During 2019-2021, I also assisted Dr. McCarron in publishing a book chapter entitled An overview of unconventional gas extraction in Australia – the first decade (McCarron & Dougall, 2021). This work chronicles the development of the UG industry in Australia and the multidimensional challenges across the spectrum for the government, domestic end users, and those required to host the burgeoning export industry. It is through my cumulative, embedded experiences that the research gap which my Phd thesis addresses was identified.

My PhD research argues that to truly address the unsatisfactory outcomes borne by host farmers, because of the UG industry co-location in their workplaces, the specific interface of UG-host farmer-WHS needs to be formalised and tools to engage in this space needs to be designed and standardised. Not just in terms of future research and changes to government policy, but as an open-source tool that farmers can use themselves to communicate what until now has been camouflaged. My research filled this gap.

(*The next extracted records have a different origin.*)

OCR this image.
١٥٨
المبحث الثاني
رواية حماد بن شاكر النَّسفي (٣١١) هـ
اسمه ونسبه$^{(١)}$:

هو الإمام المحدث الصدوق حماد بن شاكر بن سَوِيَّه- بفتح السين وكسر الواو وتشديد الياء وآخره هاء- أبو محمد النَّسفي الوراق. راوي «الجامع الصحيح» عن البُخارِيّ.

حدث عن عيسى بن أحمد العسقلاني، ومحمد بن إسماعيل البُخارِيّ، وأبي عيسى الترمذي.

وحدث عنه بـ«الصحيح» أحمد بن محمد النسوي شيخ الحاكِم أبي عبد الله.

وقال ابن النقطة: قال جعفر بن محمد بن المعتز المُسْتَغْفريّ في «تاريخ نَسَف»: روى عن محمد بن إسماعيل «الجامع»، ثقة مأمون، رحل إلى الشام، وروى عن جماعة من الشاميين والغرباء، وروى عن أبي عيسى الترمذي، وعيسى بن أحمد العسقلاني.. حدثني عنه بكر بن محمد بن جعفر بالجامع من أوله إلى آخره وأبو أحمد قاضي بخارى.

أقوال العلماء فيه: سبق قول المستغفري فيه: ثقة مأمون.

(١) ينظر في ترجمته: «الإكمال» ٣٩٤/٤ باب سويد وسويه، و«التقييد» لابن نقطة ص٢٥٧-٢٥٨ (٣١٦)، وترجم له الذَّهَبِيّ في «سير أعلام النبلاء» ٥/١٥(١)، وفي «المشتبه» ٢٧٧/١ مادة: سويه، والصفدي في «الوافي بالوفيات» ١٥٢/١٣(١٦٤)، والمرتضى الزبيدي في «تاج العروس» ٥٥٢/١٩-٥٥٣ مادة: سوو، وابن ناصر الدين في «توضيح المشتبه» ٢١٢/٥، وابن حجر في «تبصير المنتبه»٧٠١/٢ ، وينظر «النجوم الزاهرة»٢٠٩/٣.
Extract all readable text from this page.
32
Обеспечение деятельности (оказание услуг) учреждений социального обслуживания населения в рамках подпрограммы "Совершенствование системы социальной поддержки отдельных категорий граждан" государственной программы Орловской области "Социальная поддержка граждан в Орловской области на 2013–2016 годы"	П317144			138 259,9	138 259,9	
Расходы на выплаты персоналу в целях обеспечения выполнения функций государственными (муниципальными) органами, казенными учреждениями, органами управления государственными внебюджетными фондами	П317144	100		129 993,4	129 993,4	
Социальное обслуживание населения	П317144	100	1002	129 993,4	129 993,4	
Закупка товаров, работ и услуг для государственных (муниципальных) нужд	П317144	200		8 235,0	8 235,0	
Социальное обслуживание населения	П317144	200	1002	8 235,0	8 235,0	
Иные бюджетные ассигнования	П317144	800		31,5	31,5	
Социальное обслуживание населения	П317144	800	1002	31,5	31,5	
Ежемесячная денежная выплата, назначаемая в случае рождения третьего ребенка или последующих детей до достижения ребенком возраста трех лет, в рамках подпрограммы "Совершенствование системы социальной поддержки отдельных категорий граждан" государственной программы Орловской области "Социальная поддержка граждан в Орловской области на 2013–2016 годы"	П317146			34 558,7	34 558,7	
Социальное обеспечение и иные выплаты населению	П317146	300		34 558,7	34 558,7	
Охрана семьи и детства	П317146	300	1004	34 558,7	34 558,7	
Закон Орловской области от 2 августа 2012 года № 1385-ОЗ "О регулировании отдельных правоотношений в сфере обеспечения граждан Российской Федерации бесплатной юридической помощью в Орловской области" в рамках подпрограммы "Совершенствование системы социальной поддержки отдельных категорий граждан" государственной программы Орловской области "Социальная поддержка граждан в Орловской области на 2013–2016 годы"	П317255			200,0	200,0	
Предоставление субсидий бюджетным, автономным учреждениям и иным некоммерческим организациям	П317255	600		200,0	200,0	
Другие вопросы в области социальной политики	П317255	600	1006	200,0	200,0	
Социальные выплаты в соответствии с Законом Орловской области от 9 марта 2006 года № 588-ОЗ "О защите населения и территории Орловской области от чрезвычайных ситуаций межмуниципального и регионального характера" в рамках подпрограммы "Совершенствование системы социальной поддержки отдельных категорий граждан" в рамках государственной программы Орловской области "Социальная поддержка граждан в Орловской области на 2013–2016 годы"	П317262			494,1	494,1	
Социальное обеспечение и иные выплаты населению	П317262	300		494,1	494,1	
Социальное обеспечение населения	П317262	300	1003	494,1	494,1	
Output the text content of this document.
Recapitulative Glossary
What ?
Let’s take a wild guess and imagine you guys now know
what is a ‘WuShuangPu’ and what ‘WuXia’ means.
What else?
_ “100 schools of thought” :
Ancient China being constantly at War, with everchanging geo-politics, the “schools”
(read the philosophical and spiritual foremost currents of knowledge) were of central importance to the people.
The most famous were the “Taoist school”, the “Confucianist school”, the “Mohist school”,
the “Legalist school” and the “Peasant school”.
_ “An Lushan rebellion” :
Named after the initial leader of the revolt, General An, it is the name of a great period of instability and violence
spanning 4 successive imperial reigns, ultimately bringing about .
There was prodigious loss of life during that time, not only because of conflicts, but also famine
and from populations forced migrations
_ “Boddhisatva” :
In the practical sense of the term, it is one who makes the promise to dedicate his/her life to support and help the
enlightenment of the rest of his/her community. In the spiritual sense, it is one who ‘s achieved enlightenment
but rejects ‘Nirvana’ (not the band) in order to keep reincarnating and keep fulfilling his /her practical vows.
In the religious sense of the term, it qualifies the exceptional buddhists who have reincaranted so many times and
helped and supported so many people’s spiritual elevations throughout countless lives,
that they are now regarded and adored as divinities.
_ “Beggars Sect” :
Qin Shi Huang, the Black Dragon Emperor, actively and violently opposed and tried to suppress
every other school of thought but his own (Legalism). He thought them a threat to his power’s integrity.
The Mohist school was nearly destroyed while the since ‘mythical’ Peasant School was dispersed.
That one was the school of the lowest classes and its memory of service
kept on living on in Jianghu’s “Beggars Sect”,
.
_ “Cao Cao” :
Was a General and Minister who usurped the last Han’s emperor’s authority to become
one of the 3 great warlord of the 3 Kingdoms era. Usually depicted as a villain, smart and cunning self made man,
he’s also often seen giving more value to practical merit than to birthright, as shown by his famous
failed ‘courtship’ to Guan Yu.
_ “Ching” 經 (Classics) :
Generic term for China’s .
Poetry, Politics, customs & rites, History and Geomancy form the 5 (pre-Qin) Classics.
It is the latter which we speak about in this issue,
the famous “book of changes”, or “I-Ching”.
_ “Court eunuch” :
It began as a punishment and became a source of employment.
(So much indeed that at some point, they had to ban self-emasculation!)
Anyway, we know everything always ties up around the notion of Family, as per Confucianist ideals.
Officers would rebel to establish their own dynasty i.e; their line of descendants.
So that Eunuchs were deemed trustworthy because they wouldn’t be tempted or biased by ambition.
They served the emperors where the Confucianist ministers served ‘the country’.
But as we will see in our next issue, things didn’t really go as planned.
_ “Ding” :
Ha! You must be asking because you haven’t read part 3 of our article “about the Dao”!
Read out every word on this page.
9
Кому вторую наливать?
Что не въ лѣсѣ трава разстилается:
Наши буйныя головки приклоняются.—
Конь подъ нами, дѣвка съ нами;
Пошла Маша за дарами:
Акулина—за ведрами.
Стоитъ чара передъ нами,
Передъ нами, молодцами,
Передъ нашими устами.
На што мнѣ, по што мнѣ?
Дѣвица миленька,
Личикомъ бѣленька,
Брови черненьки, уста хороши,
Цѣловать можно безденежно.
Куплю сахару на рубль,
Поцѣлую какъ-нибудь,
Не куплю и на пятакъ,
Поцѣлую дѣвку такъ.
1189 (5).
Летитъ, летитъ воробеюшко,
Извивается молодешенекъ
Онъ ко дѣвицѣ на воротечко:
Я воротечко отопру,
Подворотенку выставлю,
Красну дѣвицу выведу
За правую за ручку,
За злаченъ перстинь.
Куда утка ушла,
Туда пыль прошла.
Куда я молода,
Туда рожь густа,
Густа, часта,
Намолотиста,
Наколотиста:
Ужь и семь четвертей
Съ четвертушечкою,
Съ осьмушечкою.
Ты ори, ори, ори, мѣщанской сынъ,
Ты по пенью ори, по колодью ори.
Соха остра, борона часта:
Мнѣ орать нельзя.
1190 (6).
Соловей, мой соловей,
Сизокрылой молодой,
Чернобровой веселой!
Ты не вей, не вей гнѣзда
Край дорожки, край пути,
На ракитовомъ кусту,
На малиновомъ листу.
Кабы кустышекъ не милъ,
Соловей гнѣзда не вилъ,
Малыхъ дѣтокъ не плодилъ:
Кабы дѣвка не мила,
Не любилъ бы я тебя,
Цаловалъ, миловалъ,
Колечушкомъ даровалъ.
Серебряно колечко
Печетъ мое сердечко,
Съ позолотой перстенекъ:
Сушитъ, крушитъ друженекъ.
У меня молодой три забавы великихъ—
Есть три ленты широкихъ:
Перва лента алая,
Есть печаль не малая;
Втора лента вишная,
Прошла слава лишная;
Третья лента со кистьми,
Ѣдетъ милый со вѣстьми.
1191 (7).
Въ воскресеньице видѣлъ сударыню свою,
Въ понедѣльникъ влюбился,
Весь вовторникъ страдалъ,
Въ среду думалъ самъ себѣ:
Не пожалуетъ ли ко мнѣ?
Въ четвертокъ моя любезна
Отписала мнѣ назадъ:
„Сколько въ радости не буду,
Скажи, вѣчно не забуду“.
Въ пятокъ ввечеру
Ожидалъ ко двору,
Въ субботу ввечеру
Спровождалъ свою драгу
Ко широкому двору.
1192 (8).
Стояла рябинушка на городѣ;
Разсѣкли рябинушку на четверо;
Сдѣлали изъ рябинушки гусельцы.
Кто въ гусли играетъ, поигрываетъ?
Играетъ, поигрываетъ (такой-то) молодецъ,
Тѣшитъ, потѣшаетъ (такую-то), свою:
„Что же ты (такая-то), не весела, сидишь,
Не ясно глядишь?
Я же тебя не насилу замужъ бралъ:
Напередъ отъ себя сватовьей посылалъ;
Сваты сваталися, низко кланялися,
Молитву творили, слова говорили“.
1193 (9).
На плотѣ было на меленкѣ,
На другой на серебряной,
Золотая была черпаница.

The research shows, the UG co-location regulations written and enacted, render the host farmer with a co-located industry in their workplace, exposed to hazards and risks via the physical and commercial interface with the UG industry. These hazards and risks fall outside of the co-location regulations, and are without a clearly defined path for prevention or remedy or to jurisdictional support from Queensland’s WHS legislation.

Being solutions focused, my research also presents a toolkit that, if implemented as a part of the co-location arrangements, could provide an ongoing means to integrate host farmers and their WHS statutory rights into the UG regulatory framework and contractual and physical interface.
The toolkit can be applied by host farmers and advocates in the day-to-day engagement with the UG industry and governance that will give power to their voices. Its utility in this application is supported by my own experience advocating for host farmers over the last 10 years. The Scorecard could be used to undertake a targeted assessment and improvement of the current regulatory environment that is timely and urgent.

My research

Masters Thesis : Workplace health and safety (WHS) implications for farmers hosting unconventional gas (UG) exploration & production

Book Chapter :  McCarron, G., & Dougall, S. (2021). An overview of unconventional gas extraction in Australia – the first decade. In J. F. Stolz, Griffin, W.M., and Bain, D.J. (Ed.), Environmental Impacts from the Development of Unconventional Oil and Gas Reserves. Cambridge University Press.

PhD Thesis : Host Farmers: Silence at the centre of the unconventional gas people-place-law nexus

Future Research

My positioning concerning research places my approach within the social science category of ‘insider’ research. My approach also draws on some elements and shares the benefits of participatory action research . However, this arises from my own personal and professional immersion and insider perspective of the topic, rather than through more typical fieldwork to actively gather host farmer data. My research enjoys the advantages of participatory action research by enabling excluded people to release the locked-up assets of their knowledge and experience. My research also challenges outside expert knowledge, which speaks about action without actually engaging in action, and seeks out ‘missing communities’ in community-based research processes so that the practical and absent knowledge of the missing may inform these. For my research, I use this approach as an insider to honour the practice and local knowledge of the host farmer as a fundamentally important source of transformative data, in the context of UG-farm impacts. An engaged participatory action research approach also addresses the overtly top-down decision-making and research approaches that have characterised much research in this field and thus permits silenced people to articulate their criticisms and advocate for policy change with powerful agency.

I hope to continue in my advocacy role and assist farmers and their advocates in applying the toolkit. I also hope to continue my research in this newly revealed interface and have the toolkit used to make these essential changes to UG governance arrangements and promote dialogue and progress.